The country’s gross domestic product grew at 4.2% in the first quarter of this year led by consumer spending and business investment in office equipment and software.  The report also showed that inflation rose the most since mid-2001. The number of Americans filing for unemployment insurance for the first time fell to a three-year low while employment costs rose, pushed by the largest jump in benefit costs in twenty years.

As of yesterday 64% of the 1,632 companies in the Dow Jones US Total Market Index had reported earnings.  Their average net earnings from continuing operations are up 30% over the same period last year.  The leading sectors are Basic Materials, Technology, and Industrial with average earnings gains of 105%, 102%, and 54%, respectively.  The worst performing sector so far this reporting period is Telecommunications.  The drag was largely caused by fixed-line (wired) communications.  Wireless Communications are up an average of 40% as cell phone usage grows and carriers add new services.

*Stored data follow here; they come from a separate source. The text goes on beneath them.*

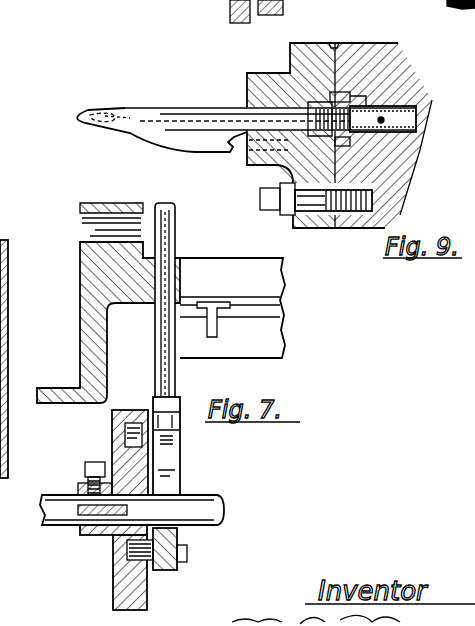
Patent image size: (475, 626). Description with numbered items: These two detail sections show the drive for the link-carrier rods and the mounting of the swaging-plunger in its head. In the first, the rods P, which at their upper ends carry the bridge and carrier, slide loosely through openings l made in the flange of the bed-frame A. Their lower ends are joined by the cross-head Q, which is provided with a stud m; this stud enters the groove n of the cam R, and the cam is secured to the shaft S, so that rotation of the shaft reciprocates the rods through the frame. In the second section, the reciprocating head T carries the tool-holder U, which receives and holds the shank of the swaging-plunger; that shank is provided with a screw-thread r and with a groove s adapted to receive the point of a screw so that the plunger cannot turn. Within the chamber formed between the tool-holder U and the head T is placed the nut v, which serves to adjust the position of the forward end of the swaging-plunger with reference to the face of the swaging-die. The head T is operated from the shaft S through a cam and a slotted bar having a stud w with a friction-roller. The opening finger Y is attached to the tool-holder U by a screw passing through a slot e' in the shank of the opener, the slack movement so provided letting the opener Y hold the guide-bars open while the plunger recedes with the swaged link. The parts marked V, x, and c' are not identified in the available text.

In FIG. 9, the reciprocating head T is at (382, 52).
In FIG. 9, the tool-holder U is at (333, 43).
In FIG. 9, the rod V is at (227, 127).
In FIG. 9, the groove s is at (416, 120).
In FIG. 9, the nut v is at (361, 98).
In FIG. 9, the pin x is at (390, 106).
In FIG. 9, the screw-thread r is at (400, 118).
In FIG. 9, the stud w is at (280, 166).
In FIG. 9, the opening finger Y is at (86, 114).
In FIG. 9, the hook recess c' is at (115, 102).
In FIG. 9, the slot e' is at (254, 159).
In FIG. 7, the bed-frame A is at (92, 272).
In FIG. 7, the rods P is at (171, 222).
In FIG. 7, the openings l is at (172, 254).
In FIG. 7, the cross-head Q is at (179, 422).
In FIG. 7, the groove n is at (112, 437).
In FIG. 7, the shaft S is at (203, 512).
In FIG. 7, the cam R is at (115, 592).
In FIG. 7, the stud m is at (127, 556).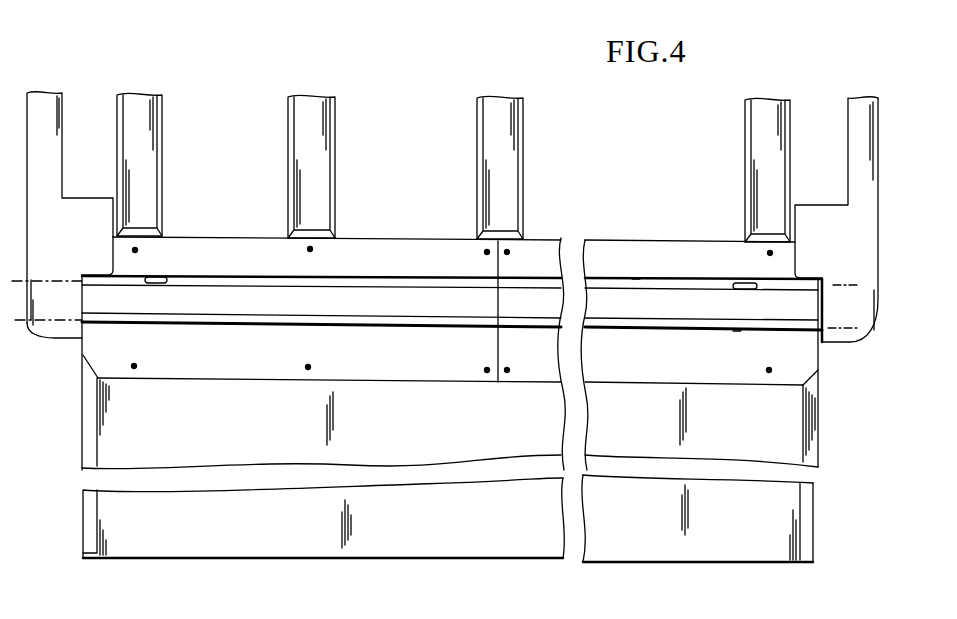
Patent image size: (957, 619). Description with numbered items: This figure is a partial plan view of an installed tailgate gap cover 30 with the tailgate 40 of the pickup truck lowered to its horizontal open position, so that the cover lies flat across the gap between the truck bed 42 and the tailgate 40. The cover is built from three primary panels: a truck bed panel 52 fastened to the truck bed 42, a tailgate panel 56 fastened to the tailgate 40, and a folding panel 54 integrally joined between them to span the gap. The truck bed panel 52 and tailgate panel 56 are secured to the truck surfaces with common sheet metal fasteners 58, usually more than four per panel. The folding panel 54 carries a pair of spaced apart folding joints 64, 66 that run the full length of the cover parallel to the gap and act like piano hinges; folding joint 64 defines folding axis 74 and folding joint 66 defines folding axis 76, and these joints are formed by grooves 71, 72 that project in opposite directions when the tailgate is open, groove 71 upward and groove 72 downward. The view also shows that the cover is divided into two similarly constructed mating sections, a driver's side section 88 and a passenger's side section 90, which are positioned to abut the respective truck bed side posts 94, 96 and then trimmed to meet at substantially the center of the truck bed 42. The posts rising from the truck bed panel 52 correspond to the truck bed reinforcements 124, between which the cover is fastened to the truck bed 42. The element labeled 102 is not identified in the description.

The tailgate gap cover 30 is at (232, 187).
The tailgate 40 is at (78, 535).
The truck bed 42 is at (417, 133).
The truck bed panel 52 is at (345, 235).
The folding panel 54 is at (200, 339).
The tailgate panel 56 is at (258, 385).
The sheet metal fasteners 58 is at (312, 248).
The folding joint 64 is at (210, 280).
The folding joint 66 is at (402, 330).
The groove 71 is at (632, 279).
The groove 72 is at (737, 332).
The folding axis 74 is at (48, 281).
The folding axis 76 is at (52, 327).
The driver's side section 88 is at (458, 385).
The passenger's side section 90 is at (770, 394).
The truck bed side post 94 is at (85, 198).
The truck bed side post 96 is at (813, 205).
The lower right shelf panel 102 is at (728, 562).
The truck bed reinforcements 124 is at (204, 82).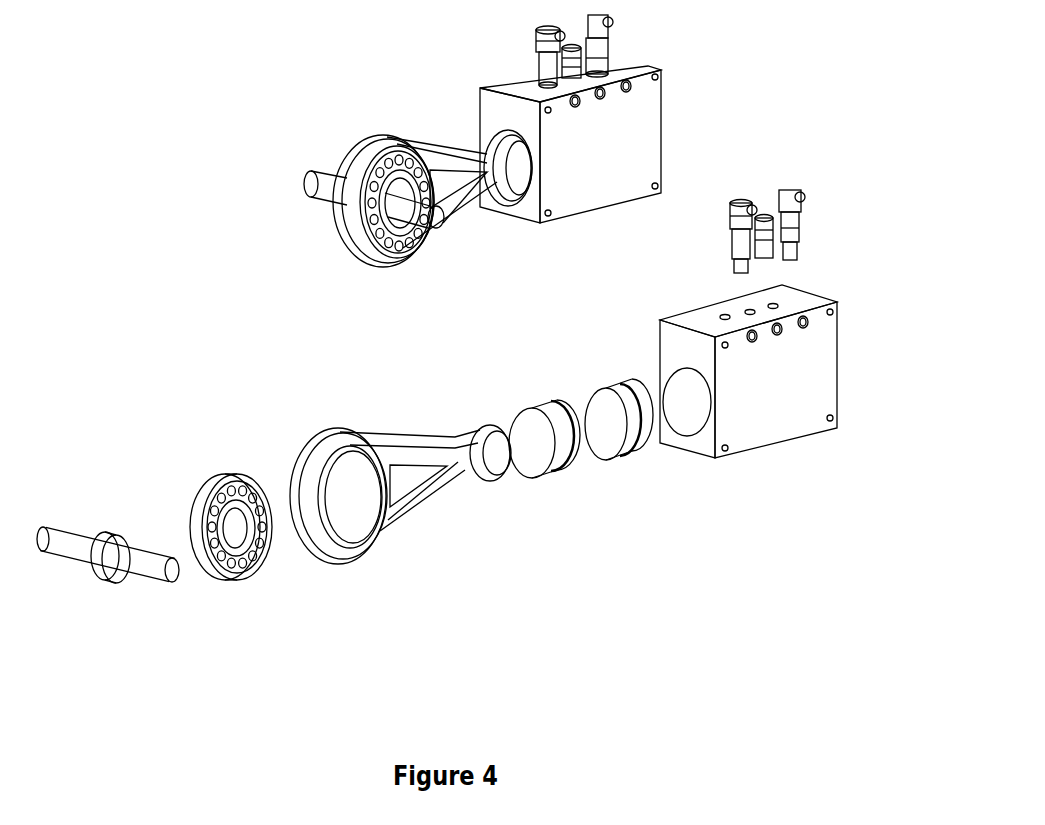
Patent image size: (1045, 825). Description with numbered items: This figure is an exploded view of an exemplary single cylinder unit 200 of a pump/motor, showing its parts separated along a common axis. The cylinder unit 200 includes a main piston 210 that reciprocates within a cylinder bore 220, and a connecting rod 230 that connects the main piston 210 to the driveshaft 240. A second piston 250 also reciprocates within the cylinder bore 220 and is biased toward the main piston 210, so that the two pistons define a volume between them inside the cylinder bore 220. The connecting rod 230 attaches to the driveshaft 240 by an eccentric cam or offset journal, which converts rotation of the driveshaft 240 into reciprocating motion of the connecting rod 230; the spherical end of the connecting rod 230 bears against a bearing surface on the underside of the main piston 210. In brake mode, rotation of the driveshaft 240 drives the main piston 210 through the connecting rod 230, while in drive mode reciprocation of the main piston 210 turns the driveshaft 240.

The cylinder unit 200 is at (697, 70).
The main piston 210 is at (539, 478).
The cylinder bore 220 is at (695, 407).
The connecting rod 230 is at (382, 530).
The driveshaft 240 is at (155, 565).
The second piston 250 is at (637, 442).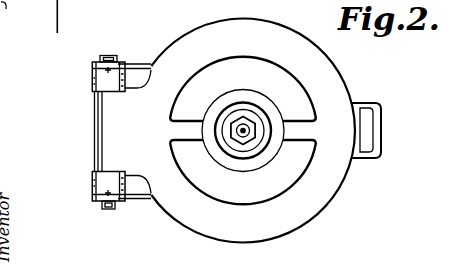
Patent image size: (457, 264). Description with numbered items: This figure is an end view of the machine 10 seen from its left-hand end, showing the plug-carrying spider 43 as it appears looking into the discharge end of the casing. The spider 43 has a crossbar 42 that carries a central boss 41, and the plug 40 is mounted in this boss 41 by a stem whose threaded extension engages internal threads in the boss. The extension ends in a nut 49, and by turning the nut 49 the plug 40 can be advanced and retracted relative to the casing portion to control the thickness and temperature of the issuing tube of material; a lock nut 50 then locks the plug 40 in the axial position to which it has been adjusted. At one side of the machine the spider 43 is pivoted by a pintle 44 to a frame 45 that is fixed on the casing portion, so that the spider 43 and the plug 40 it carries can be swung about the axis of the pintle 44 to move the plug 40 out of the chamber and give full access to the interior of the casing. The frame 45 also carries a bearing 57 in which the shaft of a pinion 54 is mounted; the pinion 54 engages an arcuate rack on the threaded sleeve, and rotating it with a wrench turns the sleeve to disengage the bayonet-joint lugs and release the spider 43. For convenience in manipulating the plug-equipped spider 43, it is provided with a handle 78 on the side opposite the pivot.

The caster assembly 10 is at (44, 28).
The plug 40 is at (252, 97).
The boss 41 is at (260, 111).
The crossbar 42 is at (189, 127).
The spider 43 is at (194, 42).
The pintle 44 is at (108, 55).
The frame 45 is at (96, 74).
The nut 49 is at (244, 133).
The lock nut 50 is at (270, 147).
The pinion 54 is at (76, 16).
The bearing 57 is at (113, 0).
The handle 78 is at (374, 130).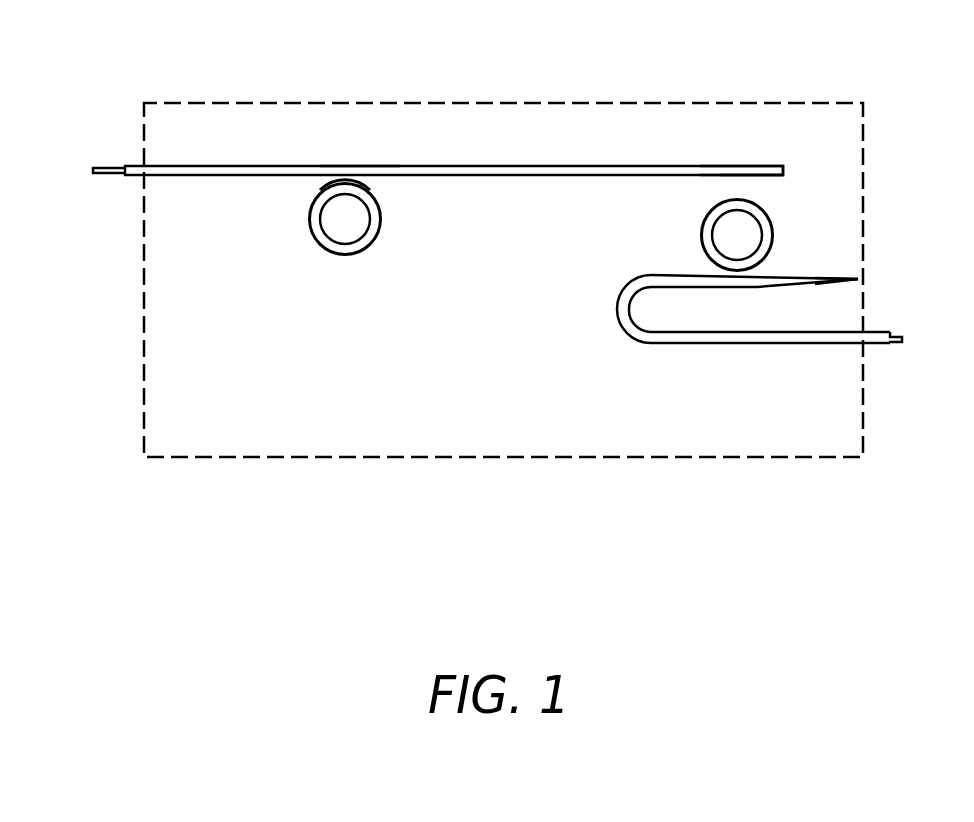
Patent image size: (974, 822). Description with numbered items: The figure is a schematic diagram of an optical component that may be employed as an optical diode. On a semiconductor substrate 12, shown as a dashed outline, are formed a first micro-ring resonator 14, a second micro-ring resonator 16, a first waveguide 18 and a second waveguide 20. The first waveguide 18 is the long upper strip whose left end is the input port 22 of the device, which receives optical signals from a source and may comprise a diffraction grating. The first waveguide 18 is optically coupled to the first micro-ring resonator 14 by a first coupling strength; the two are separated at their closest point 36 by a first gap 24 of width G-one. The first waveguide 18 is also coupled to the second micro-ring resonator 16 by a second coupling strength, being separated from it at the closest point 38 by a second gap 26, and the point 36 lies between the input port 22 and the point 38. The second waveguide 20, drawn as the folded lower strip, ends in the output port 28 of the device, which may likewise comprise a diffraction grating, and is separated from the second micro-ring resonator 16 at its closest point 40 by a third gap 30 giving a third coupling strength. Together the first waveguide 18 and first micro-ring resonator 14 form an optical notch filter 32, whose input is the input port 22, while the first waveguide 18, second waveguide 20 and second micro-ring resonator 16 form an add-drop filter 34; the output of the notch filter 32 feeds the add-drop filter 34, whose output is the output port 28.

The semiconductor substrate 12 is at (622, 103).
The first micro-ring resonator 14 is at (365, 250).
The second micro-ring resonator 16 is at (770, 213).
The first waveguide 18 is at (455, 165).
The second waveguide 20 is at (738, 345).
The input port 22 is at (143, 164).
The first gap 24 is at (327, 182).
The second gap 26 is at (747, 188).
The output port 28 is at (895, 333).
The third gap 30 is at (742, 272).
The optical notch filter 32 is at (257, 239).
The add-drop filter 34 is at (603, 240).
The closest point 36 is at (342, 165).
The closest point 38 is at (744, 165).
The closest point 40 is at (737, 287).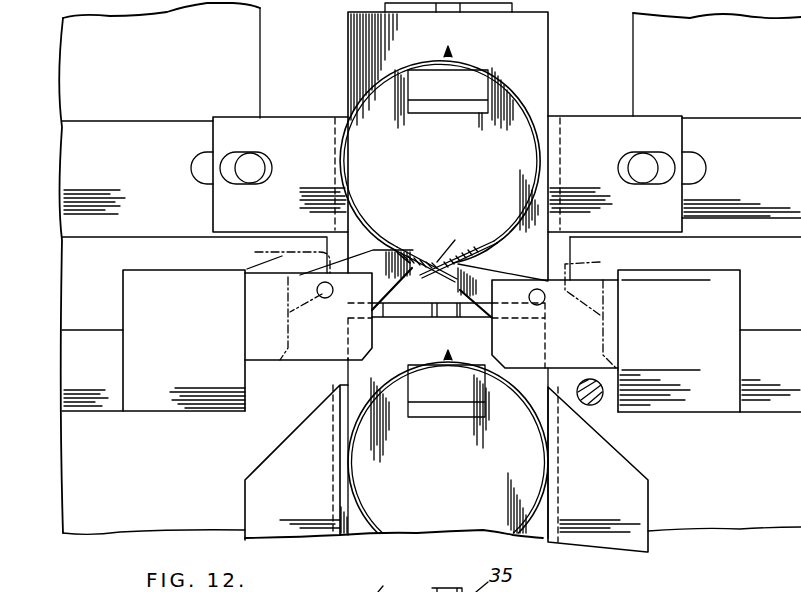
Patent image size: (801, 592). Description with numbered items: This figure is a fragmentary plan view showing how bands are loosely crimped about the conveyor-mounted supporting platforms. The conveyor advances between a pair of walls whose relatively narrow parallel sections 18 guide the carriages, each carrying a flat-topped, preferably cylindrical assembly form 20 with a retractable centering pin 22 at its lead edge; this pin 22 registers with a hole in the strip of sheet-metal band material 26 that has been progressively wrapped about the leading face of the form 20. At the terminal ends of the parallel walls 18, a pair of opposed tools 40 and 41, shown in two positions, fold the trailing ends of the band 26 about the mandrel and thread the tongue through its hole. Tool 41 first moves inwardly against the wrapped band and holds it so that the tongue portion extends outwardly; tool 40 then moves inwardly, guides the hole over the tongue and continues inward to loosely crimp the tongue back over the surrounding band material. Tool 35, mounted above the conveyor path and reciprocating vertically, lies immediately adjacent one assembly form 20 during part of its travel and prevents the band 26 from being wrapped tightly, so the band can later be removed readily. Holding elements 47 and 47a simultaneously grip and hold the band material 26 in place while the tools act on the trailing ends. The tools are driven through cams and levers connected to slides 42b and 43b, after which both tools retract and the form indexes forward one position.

The parallel sections 18 is at (345, 505).
The assembly form 20 is at (428, 156).
The retractable centering pin 22 is at (450, 52).
The band material 26 is at (474, 59).
The tool 35 is at (458, 244).
The tool 40 is at (468, 326).
The tool 41 is at (386, 330).
The slide 42b is at (110, 402).
The slide 43b is at (782, 403).
The holding element 47 is at (318, 148).
The holding element 47a is at (606, 148).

With the dramatically improving news in the economy over the last 30 days, bondholders have reacted swiftly and strongly.  During that time both short and long-term interest rates have risen almost a full percentage point (.85%).  The intermediate-term U.S. Government bond index is down 6.2% during the same period.  This reaction is likely overdone as the Fed has indicated a strong desire to get this economy moving and to keep it healthy.  An aggressive round of interest rate increases just does not appear in the cards.  But there is not unanimity in the Fed’s ranks.

A recently released study from the Federal Reserve Bank of Atlanta study suggests that the Fed may have been responding to a false alarm last year when it cut interest rates to four-decade lows and held them there over fears of deflation.  The Wall Street Journal points out that the study concludes that much of the drop in inflation between 2001 and 2003 was due to unusual behavior of residential rents and used-car prices indirectly caused by low interest rates.  If the study is correct, underlying inflation may not be as low as it appears.  Further, it suggests that once the Fed begins to raise rates, the unusual behavior of used-car prices and rents may stabilize or reverse, pushing up measured inflation rates, said Jonathan Basile, an economist at Credit Suisse First Boston.

The Chinese government shook up the Asian markets this week when they indicated they would undertake various measures to stem the rapid growth of their economy. South Korea and Taiwan are down 12% for the week, while Japan is down about 6%.  The Hong Kong Index is down a little over 5% on the news of possible tightening monetary policy.

At home equity markets didn’t fare much better.  The NASDAQ is down 6% for the week despite strong earnings reports and fundamentals.  The broader S&P 500 declined 2.2% contrary to good large-cap earnings reports.  Besides the fear of interest rate hikes, the increased violence in Iraq and terror alerts domestically likely contributed to the stock buyer’s ‘strike.’

Given the fundamentals of this domestic and global economy, stocks appear to be the asset of choice.  During the past month bonds declined 1.5% to 12%, depending on maturity and grade.  Real estate trusts declined an average of 16% according to the Dow Jones U.S. Real Estate Index.   Gold fell 9.5% and the dollar gained 5% against the Euro.  Stock returns ultimately follow corporate earnings growth.  Analysts expect earnings for the S&P 500 to grow 8.5% this year, but that number is likely low.

Companies in the Standard & Poor’s 500 index are expected to post earnings growth of 18.3% for the first quarter, according to Reuters Research.  A total of 193 companies in the index have posted results so far, with 78.3% beating analysts’ average forecasts and just 9.3% missing expectations.  Stock investors are content to take a break for the time being, but if earnings results continue to surprise, stock prices will likely rise from here.